Association between the CD24 Ala57Val polymorphism and risk for multiple sclerosis and systemic lupus erythematosus: a meta-analysis

The cluster of differentiation 24 (CD24) Ala57Val polymorphism has been implicated as a risk factor for multiple sclerosis (MS) and systemic lupus erythematosus (SLE); however, genetic studies have produced controversial results. A meta-analysis was performed on this topic. We used odds ratio (OR) and 95% confidence interval (95% CI) to investigate the strength of association.
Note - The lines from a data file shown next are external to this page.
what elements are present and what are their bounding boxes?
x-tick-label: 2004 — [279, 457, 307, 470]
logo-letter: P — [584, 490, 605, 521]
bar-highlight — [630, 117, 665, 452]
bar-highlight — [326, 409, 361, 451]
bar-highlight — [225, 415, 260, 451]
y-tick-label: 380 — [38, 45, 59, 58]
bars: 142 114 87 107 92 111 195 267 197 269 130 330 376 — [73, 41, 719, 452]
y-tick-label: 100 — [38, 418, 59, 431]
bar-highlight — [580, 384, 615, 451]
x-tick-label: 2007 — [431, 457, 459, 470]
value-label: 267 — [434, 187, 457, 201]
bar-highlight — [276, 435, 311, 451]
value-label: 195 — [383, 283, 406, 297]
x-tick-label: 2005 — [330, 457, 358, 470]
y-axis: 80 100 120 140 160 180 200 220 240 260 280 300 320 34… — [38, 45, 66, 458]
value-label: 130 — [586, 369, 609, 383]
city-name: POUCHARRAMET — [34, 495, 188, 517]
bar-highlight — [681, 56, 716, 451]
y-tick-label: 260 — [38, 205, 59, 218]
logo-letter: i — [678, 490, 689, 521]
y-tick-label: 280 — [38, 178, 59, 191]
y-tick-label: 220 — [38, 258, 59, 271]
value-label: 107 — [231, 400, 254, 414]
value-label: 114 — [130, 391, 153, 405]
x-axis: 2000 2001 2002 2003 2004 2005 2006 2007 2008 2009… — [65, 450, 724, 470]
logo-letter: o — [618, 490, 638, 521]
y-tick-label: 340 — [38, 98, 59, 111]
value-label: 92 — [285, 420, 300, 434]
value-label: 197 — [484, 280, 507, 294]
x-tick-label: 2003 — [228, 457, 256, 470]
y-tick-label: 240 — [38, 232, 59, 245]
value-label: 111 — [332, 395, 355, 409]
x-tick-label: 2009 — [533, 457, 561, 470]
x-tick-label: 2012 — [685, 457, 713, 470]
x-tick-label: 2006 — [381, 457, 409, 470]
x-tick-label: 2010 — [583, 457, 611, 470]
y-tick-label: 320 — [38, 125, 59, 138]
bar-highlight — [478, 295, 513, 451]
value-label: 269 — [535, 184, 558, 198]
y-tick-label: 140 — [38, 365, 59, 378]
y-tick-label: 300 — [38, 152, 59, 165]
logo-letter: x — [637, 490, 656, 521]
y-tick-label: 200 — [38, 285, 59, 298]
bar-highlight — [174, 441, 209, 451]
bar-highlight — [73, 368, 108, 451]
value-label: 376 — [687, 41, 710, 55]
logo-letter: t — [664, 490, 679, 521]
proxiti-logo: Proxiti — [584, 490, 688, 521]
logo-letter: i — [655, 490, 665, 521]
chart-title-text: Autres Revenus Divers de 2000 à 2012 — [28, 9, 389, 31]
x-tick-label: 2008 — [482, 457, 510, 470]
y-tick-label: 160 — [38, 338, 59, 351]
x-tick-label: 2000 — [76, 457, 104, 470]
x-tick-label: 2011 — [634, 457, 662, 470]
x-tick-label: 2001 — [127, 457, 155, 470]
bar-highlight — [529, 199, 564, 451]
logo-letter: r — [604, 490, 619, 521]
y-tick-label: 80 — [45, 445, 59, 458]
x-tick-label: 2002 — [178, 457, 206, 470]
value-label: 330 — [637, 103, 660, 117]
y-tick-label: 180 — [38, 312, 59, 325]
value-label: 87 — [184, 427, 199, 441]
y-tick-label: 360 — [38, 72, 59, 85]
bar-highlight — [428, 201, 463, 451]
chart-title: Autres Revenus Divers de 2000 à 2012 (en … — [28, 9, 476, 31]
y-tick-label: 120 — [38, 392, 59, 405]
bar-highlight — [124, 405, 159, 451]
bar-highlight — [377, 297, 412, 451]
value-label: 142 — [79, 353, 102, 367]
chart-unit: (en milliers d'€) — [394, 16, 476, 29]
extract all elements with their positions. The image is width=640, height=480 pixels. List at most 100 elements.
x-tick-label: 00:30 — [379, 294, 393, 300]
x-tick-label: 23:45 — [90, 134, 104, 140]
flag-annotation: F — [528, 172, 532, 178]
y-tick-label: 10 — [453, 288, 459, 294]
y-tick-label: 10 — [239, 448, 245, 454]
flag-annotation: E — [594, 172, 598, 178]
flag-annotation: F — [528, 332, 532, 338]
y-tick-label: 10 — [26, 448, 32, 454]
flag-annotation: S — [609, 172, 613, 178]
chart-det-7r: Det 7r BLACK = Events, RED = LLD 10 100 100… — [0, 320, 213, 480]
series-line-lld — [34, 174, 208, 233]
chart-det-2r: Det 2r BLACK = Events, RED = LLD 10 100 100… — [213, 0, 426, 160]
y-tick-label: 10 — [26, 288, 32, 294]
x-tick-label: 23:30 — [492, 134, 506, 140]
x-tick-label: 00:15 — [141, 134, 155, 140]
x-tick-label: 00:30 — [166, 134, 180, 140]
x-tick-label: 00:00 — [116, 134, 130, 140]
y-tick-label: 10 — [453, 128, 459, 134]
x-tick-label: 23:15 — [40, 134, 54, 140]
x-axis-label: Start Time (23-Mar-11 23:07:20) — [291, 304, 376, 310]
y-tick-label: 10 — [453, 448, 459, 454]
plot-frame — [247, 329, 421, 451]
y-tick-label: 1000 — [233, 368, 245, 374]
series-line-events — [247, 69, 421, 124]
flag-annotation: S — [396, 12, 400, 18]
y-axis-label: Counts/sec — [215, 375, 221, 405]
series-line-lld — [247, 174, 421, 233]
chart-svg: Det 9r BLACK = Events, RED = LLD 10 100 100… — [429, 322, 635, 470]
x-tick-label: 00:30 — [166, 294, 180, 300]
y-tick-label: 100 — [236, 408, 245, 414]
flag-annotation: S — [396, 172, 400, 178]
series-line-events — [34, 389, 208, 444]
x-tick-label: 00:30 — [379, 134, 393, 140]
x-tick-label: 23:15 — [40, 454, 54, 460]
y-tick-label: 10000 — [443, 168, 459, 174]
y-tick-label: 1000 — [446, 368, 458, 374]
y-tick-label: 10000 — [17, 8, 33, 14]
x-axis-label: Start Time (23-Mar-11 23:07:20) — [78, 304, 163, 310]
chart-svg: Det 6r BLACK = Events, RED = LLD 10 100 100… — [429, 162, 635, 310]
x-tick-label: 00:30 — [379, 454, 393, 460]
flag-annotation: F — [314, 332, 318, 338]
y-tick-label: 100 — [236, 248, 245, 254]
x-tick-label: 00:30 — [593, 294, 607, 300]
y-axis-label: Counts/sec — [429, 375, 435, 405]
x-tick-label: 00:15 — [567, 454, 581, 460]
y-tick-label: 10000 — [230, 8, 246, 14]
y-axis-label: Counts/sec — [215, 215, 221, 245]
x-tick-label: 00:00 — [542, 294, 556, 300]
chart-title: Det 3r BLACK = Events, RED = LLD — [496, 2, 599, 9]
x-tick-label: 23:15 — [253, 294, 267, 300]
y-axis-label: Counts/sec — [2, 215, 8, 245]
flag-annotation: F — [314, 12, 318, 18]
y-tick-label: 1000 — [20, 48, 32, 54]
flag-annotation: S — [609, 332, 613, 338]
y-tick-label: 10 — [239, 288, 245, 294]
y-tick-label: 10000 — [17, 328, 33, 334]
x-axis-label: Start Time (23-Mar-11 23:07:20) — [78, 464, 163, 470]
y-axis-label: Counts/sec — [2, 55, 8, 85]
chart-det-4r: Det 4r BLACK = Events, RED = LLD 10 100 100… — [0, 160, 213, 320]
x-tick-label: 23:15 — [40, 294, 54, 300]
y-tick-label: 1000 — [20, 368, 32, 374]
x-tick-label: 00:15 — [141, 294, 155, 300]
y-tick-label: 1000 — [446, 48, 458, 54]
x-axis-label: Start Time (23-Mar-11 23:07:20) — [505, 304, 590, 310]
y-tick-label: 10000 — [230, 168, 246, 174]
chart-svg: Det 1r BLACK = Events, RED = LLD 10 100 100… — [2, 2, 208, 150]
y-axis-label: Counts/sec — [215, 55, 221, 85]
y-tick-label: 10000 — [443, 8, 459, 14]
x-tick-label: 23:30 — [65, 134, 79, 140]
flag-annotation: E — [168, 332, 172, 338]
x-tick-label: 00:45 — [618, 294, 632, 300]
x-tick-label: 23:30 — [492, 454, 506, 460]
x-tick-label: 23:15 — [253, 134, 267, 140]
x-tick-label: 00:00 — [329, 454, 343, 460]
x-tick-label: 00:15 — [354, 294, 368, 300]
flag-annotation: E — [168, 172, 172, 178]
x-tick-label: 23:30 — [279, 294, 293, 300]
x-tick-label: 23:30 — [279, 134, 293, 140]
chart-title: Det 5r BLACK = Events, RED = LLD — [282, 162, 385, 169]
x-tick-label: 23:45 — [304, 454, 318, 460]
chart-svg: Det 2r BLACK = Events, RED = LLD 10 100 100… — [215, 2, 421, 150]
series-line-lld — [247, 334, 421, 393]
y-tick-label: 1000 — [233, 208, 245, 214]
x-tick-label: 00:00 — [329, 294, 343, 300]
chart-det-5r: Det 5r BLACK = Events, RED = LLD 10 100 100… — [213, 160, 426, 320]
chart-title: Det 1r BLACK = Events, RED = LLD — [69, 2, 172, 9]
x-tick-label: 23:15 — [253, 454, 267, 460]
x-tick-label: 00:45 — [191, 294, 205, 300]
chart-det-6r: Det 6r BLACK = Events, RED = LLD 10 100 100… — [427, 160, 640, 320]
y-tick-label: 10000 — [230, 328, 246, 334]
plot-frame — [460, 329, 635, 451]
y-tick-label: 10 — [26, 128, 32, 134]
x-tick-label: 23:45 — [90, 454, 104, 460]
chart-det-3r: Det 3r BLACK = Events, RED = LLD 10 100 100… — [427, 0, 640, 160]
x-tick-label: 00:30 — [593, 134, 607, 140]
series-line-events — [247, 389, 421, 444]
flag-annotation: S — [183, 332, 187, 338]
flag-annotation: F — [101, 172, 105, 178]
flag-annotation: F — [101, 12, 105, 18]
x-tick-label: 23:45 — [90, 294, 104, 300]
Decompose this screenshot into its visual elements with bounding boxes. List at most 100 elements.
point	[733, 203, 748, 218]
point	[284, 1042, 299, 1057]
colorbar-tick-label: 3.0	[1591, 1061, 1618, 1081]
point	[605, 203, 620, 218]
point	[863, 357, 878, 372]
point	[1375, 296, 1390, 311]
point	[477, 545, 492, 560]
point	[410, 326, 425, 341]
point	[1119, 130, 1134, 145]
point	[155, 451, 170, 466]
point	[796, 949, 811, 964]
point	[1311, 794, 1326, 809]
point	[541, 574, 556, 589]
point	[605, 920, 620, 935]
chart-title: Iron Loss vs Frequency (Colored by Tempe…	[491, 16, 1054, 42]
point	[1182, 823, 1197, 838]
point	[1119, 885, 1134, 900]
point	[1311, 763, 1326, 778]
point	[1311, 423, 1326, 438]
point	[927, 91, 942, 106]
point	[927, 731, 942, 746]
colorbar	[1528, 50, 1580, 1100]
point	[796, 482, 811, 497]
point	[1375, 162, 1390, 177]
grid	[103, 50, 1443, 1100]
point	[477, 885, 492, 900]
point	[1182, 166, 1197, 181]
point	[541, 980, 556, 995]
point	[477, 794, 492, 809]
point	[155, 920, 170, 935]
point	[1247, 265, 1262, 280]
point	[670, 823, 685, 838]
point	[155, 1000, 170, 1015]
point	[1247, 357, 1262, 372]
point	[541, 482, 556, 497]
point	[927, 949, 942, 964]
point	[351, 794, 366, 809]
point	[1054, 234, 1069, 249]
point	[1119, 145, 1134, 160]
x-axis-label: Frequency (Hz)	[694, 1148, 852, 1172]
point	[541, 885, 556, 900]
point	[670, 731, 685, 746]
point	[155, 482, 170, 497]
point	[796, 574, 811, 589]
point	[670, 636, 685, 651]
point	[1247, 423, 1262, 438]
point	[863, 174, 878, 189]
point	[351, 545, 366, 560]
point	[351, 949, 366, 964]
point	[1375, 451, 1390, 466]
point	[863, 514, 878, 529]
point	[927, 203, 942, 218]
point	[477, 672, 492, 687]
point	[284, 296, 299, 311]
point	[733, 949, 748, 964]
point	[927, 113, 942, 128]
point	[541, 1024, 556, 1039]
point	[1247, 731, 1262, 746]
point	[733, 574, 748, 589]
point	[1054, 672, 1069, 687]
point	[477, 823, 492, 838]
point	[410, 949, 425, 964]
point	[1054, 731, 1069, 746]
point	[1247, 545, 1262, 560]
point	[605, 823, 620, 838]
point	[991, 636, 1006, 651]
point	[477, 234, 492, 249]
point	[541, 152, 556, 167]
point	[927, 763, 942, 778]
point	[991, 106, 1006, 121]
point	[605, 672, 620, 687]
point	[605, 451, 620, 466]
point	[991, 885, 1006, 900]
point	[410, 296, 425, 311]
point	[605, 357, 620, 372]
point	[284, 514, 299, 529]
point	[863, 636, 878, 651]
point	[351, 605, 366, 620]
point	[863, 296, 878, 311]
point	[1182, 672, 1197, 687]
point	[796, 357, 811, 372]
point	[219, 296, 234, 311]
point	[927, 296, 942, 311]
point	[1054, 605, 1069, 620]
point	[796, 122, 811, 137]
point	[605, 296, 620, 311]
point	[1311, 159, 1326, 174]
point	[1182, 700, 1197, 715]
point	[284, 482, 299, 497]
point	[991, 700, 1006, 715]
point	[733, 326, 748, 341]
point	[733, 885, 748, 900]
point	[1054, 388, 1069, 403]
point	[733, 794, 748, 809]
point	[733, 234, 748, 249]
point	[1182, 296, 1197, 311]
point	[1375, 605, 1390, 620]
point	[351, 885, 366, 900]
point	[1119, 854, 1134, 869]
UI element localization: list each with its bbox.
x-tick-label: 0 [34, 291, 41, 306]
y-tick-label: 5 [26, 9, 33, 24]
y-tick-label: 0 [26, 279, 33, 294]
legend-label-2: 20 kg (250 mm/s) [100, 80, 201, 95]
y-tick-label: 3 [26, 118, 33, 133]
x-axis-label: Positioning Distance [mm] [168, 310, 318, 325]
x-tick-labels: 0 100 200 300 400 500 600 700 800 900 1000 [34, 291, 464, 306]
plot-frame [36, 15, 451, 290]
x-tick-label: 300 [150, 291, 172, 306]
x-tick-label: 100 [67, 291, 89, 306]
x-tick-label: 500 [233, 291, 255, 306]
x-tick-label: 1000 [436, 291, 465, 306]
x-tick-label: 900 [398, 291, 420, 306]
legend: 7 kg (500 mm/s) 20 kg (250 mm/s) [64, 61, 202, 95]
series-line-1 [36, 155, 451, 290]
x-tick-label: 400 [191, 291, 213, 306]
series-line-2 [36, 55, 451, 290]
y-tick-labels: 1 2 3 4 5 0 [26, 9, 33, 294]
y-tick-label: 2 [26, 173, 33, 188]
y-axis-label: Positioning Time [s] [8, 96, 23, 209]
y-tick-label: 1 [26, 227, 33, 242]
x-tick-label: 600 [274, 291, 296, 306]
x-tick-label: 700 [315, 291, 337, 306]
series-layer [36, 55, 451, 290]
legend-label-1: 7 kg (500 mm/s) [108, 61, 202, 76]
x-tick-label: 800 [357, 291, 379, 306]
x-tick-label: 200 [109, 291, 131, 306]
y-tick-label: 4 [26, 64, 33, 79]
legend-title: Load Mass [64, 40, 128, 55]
Eleven studies from nine publications consisting of 2466 cases and 2650 controls were included. The results suggested that the CD24 Val/Val genotypes were associated with an increased risk of MS in all study subjects and Caucasians (OR = 2.28, 95% CI: 1.68–3.10, P(z) < 0.001 and OR = 2.30, 95% CI: 1.66–3.20, P(z) < 0.001, respectively). Sensitivity analysis showed that no individual study was found to be significantly biasing the pooled results. Although meta-analysis also suggested an association between the CD24 Val/Val genotypes and SLE risk in Caucasians (OR = 1.71, 95% CI: 1.31–2.24, P(z) < 0.001), sensitivity analysis demonstrated that the association was not statistically significant after removing a Spanish study. In conclusion, this meta-analysis suggests that the CD24 Ala57Val polymorphism is associated with an increased risk of MS in Caucasians. However, the available evidence is not sufficient to support an association between the CD24 Ala57Val polymorphism and SLE risk.